ForeSee has the causal relationship backwards. Satisfaction with CU websites isn’t driving consumers’ likelihood to do business with CUs. It’s the other way around: Consumers’ increasing likelihood to do business with CUs leads them to give CU high scores on satisfaction surveys. It’s a halo effect.

CUs are positioned to gain share – but not because of member satisfaction with their websites. CUs are positioned to gain share because they’re more likely to be perceived as doing what’s right for their customers, and not just their own bottom lines.

And I would further argue that CUs do a better job of fostering that perception offline than they do online.

All of this should make credit unions reevaluate how they use these satisfaction scores. The ForeSee study uses the scores to proscribe improvement priorities. I don’t think any individual CU could possibly use the scores of the study to determine its own priorities.

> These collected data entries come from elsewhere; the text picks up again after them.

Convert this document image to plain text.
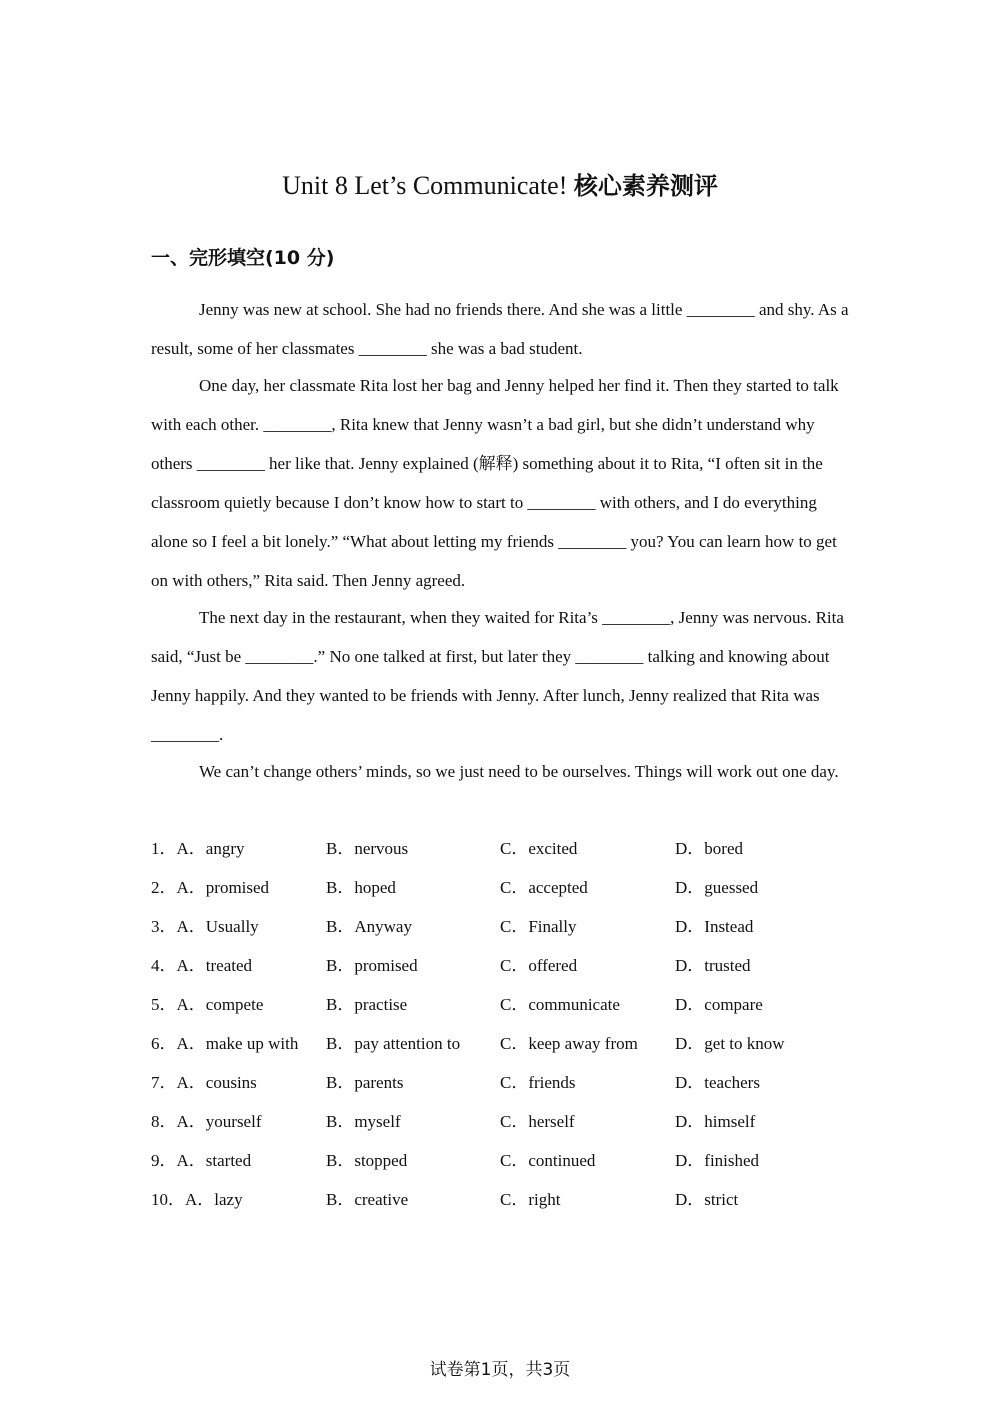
Unit 8 Let’s Communicate! 核心素养测评
一、完形填空(10 分)

Jenny was new at school. She had no friends there. And she was a little ________ and shy. As a result, some of her classmates ________ she was a bad student.

One day, her classmate Rita lost her bag and Jenny helped her find it. Then they started to talk with each other. ________, Rita knew that Jenny wasn’t a bad girl, but she didn’t understand why others ________ her like that. Jenny explained (解释) something about it to Rita, “I often sit in the classroom quietly because I don’t know how to start to ________ with others, and I do everything alone so I feel a bit lonely.” “What about letting my friends ________ you? You can learn how to get on with others,” Rita said. Then Jenny agreed.

The next day in the restaurant, when they waited for Rita’s ________, Jenny was nervous. Rita said, “Just be ________.” No one talked at first, but later they ________ talking and knowing about Jenny happily. And they wanted to be friends with Jenny. After lunch, Jenny realized that Rita was ________.

We can’t change others’ minds, so we just need to be ourselves. Things will work out one day.

1．A．angry	B．nervous	C．excited	D．bored
2．A．promised	B．hoped	C．accepted	D．guessed
3．A．Usually	B．Anyway	C．Finally	D．Instead
4．A．treated	B．promised	C．offered	D．trusted
5．A．compete	B．practise	C．communicate	D．compare
6．A．make up with B．pay attention to C．keep away from D．get to know
7．A．cousins	B．parents	C．friends	D．teachers
8．A．yourself	B．myself	C．herself	D．himself
9．A．started	B．stopped	C．continued	D．finished
10．A．lazy	B．creative	C．right	D．strict
试卷第1页，共3页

Some CUs may be inclined to tout the higher satisfaction scores in their advertising and marketing materials. This could backfire. If a CU that employs that tactic has a  site that isn’t very good, then it risks setting  expectations among new members that it can’t live up to. Not a good idea.

If I were at a top 10 bank, I’d be tempted to use the ForeSee scores, as well. My marketing message would be: “Of course CUs’ website satisfaction scores are higher than ours. They cater to your parents’ generation, and really, what do your parents know about a good website?” (I said “tempted” — I didn’t say I’d recommend that any bank actually do this). But this won’t happen, because the big banks don’t obsess over the credit unions (although, maybe they should).

The point of all this is that any firm — let alone a credit union — should be wary about how it uses these satisfaction scores (sorry ForeSee). Statistics have become weapons of mass dissuasion in today’s marketing world. Gotta be careful how you use those weapons.